Oversigtsartikel Dato: 23.02.2012

Oral infections should be treated before the onset of cancer treatment, but extensive dental operations are not usually needed. Chemotherapy can cause neutropenia and thrombocytopenia. Blood counts are at their lowest 7-10 days after treatment and the risk of infection is at its highest. The duration of low blood-cell counts depends on the intensity of the treatment given. The blood counts of patients must always be checked before any dental procedures. Prior to invasive procedures, the hospital unit treating the cancer patient should be contacted for consultation about appropriate timing of the procedure and whether the patient’s medication should be modified. During an ongoing course of cancer treatment, invasive procedures should be performed only when absolutely necessary. If invasive dental operations are needed during chemotherapy prophylactic antibiotics are usually needed to prevent severe infections. Regular care of oral health is crucial after radiotherapy.

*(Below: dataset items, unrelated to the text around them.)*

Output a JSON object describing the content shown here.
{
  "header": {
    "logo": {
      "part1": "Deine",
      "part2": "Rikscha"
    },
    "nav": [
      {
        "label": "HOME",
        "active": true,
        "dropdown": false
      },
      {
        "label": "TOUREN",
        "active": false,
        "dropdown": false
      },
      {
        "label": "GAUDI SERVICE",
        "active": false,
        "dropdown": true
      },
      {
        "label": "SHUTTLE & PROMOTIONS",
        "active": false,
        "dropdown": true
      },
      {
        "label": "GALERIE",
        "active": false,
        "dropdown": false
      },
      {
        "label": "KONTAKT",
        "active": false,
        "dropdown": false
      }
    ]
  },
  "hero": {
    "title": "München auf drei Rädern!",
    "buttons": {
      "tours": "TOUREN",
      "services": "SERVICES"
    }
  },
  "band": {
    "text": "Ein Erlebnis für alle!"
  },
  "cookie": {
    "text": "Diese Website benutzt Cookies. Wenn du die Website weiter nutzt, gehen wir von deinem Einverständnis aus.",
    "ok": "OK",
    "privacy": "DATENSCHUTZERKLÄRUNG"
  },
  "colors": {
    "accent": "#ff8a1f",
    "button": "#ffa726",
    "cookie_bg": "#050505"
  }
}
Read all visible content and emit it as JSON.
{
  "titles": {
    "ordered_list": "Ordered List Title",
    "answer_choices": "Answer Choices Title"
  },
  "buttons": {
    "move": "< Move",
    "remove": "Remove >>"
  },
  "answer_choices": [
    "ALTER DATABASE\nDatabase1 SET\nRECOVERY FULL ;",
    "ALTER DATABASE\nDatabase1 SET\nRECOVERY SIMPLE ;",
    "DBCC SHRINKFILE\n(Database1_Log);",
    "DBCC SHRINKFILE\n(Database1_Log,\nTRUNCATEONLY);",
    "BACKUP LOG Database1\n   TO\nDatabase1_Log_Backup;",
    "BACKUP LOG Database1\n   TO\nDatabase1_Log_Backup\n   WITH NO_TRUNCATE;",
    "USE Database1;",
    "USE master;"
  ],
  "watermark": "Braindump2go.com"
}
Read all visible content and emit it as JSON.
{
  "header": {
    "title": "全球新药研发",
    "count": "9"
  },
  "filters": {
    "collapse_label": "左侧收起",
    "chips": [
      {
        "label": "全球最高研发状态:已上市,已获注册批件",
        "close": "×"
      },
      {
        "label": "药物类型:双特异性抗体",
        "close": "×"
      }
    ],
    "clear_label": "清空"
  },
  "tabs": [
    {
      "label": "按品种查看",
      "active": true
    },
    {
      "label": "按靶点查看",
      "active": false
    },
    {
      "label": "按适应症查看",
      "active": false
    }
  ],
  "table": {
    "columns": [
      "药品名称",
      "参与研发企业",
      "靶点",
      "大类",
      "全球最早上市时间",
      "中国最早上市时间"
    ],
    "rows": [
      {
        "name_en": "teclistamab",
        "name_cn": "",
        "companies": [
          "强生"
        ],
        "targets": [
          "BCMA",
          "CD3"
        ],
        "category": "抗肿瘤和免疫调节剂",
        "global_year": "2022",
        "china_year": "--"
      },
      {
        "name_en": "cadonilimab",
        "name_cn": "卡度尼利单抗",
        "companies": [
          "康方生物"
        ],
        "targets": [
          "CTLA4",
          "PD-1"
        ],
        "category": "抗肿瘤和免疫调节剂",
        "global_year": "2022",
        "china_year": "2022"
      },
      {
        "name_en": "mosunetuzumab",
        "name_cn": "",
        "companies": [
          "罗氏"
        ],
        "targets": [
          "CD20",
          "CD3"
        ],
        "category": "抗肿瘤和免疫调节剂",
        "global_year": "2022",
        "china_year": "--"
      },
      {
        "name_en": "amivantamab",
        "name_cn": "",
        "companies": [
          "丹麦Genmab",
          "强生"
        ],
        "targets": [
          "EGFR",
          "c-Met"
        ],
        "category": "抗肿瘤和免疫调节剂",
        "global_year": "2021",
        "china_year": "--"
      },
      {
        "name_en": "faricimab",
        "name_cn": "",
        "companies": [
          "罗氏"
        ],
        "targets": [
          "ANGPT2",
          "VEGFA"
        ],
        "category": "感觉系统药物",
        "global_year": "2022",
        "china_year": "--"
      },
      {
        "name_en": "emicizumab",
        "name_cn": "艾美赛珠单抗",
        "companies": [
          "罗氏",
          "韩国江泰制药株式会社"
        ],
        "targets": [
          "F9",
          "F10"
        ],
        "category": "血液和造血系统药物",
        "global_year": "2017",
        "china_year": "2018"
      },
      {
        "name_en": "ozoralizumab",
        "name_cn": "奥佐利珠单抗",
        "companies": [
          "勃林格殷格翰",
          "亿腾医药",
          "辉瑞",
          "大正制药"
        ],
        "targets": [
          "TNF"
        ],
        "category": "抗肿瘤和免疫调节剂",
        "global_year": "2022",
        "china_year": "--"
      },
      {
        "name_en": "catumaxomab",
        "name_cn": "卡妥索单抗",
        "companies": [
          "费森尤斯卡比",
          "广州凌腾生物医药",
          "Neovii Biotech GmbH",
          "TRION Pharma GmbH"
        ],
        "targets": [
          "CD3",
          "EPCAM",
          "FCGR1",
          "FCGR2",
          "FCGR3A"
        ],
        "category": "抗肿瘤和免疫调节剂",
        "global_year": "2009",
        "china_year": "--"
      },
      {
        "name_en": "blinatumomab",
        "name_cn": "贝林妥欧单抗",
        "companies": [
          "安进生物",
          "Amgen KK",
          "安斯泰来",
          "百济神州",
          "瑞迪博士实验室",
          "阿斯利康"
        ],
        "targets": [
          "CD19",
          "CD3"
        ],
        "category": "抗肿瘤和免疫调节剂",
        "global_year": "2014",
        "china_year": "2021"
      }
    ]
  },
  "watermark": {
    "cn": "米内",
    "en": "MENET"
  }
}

Before the onset of radiotherapy patients are given guidance concerning preventive care and risk factors as part of specialised care. However, individual treatment plan is implemented within primary health care. Reasons for specialised consultations include tooth extractions following radiotherapy, uncontrolled caries progression and infections, problems associated with soft tissue or osteonecrosis as well as problems with prosthetic rehabilitation.